Not only to reduce material cost, but also to get better quality, manufacturers should know how to avoid too much thicker edge. And there is inevitable thinning out during forming(especiall when hot formed)

 

[drdjones]

I recently published a tank volume article giving rigorous equations for fluid volume in tanks with common type heads. A 2:1 ellipsoidal head would be a typical example. To find the weight of the head, calculate fluid volume using inside and outside dimensions, subtract, mult. by material density, and correct for flanges, construction variations (hard part), and other modifications. The article was in Nov 2002 Chemical Processing Magazine or can be downloaded in MS Word format at:

http;//unicon.netian.com/tank_vol_e.html

Use the vertical tank formulas for head weight calculations since they are simpler for full fluid volumes, which is what you would use for head weight calculations.

http://www.degussa.com

 

[mechnasir]

i also use the same method as jeffro mentioned in his reply. This method gives better (more value) result than weight calculated directly by using volume difference and multiply by density.

i have recently had a practical experience for subject thread. i calculted only volume of head by using both methods ie,

Method 1:
volume of 2:1 elliptical head= 1.084 x Diameter Squared x thickness

Method 2:

volume of 2:1 elliptical head = (pi/24)*(OD^3-ID^3)

and also

volume of blank : 3.14/4 * diameter squqre * thickness

i got difference values from method 1 and method 2

but value from method 1 is closer to volume of blank.

i have a point on it that it should be equal to volume of blank if we apply mass conservation theory on it.

Nasir

 

[drdjones]

Further comment on my May 23, 2003 posting on this subject (see above):

The method I suggested will not give correct theoretical head weights, only approximate, because two ellipsoids which are exactly x units apart along the x, y, & z-axes will not be exactly x units apart at every point on one of the ellipsoids. Another way of saying this is that both the inner and outer surfaces of an "ellipsoidal" head cannot both be ellipsoids if the thickness of the construction material is perfectly uniform. I had not really thought about this subtlety until I read mgp's first thread of July 23, 2002 above.
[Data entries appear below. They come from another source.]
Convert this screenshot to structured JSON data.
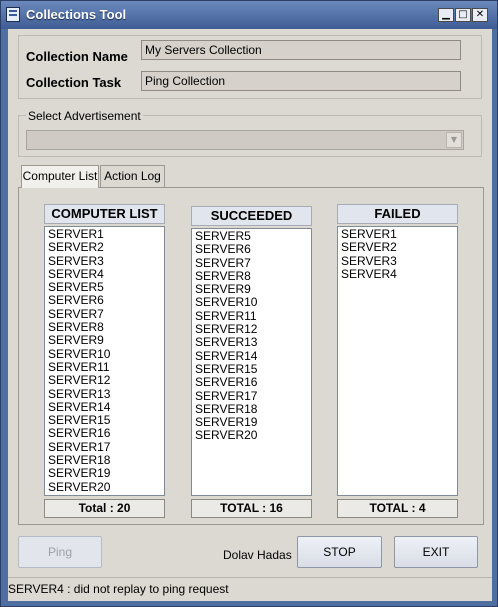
{
  "window": {
    "title": "Collections Tool",
    "controls": {
      "minimize": "▁",
      "maximize": "□",
      "close": "✕"
    }
  },
  "collection": {
    "name_label": "Collection Name",
    "name_value": "My Servers Collection",
    "task_label": "Collection Task",
    "task_value": "Ping Collection"
  },
  "advertisement": {
    "label": "Select Advertisement",
    "selected": ""
  },
  "tabs": [
    {
      "label": "Computer List",
      "active": true
    },
    {
      "label": "Action Log",
      "active": false
    }
  ],
  "computer_list": {
    "header": "COMPUTER LIST",
    "items": [
      "SERVER1",
      "SERVER2",
      "SERVER3",
      "SERVER4",
      "SERVER5",
      "SERVER6",
      "SERVER7",
      "SERVER8",
      "SERVER9",
      "SERVER10",
      "SERVER11",
      "SERVER12",
      "SERVER13",
      "SERVER14",
      "SERVER15",
      "SERVER16",
      "SERVER17",
      "SERVER18",
      "SERVER19",
      "SERVER20"
    ],
    "total": "Total : 20"
  },
  "succeeded": {
    "header": "SUCCEEDED",
    "items": [
      "SERVER5",
      "SERVER6",
      "SERVER7",
      "SERVER8",
      "SERVER9",
      "SERVER10",
      "SERVER11",
      "SERVER12",
      "SERVER13",
      "SERVER14",
      "SERVER15",
      "SERVER16",
      "SERVER17",
      "SERVER18",
      "SERVER19",
      "SERVER20"
    ],
    "total": "TOTAL : 16"
  },
  "failed": {
    "header": "FAILED",
    "items": [
      "SERVER1",
      "SERVER2",
      "SERVER3",
      "SERVER4"
    ],
    "total": "TOTAL : 4"
  },
  "buttons": {
    "ping": "Ping",
    "author": "Dolav Hadas",
    "stop": "STOP",
    "exit": "EXIT"
  },
  "status": {
    "text": "SERVER4 : did not replay to ping request"
  },
  "colors": {
    "title_bar": "#4f6fa3",
    "client_bg": "#dcd8d2",
    "list_bg": "#ffffff"
  }
}
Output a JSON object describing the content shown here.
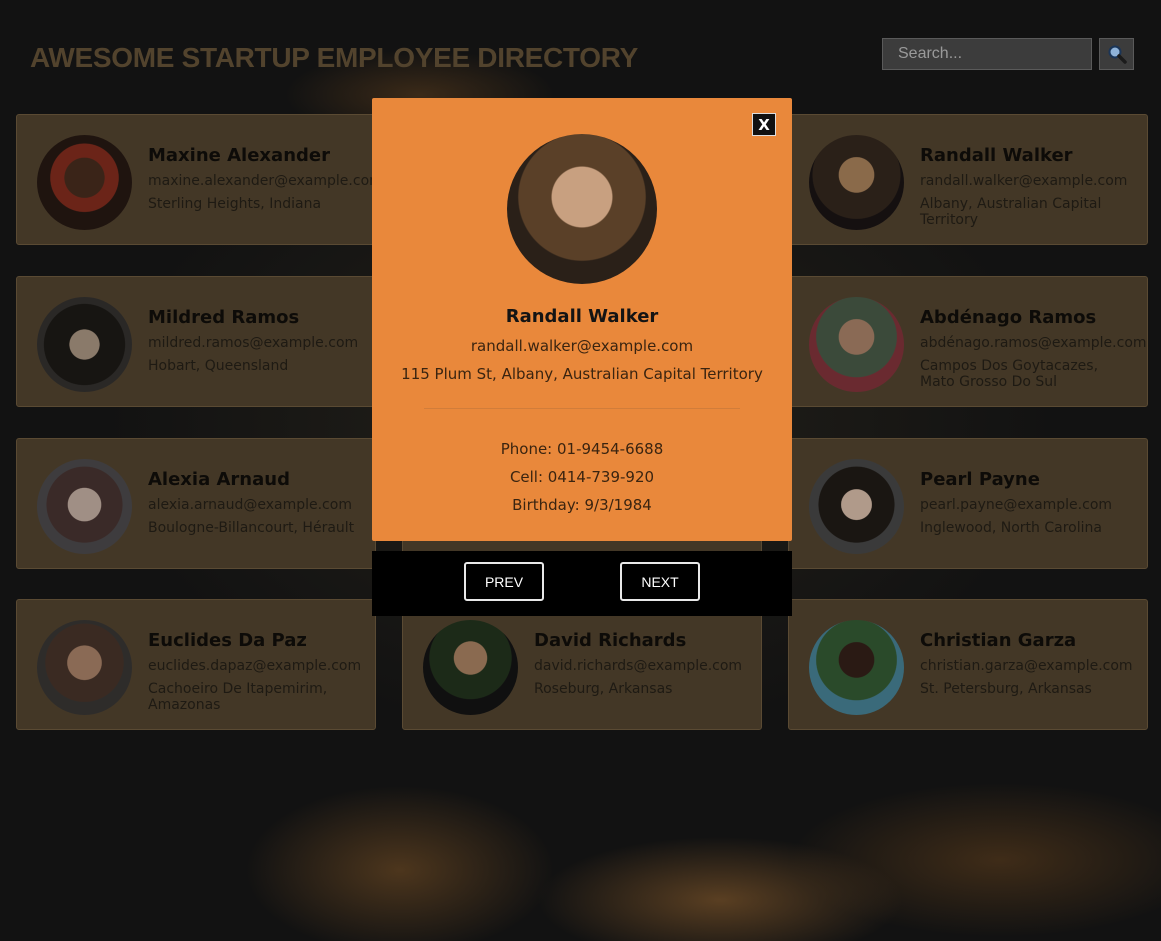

For torispherical heads, the method I suggested for torispherical heads will be rigorous. Two torispherical surfaces can be exactly the same distance apart at any point on one of the surfaces since spherical radii form the surfaces. So to find the rigorous theoretical weight of material in a torispherical head, define the parameters of the inner and outer surfaces such that the dish and knuckle radii differ by the head thickness, calculate full head volume of both surfaces and take the diference. This will be the rigorous theoretical volume of the head material of construction, except for flanges and such.

See reference in my posting above for the ways to calculate head volumes.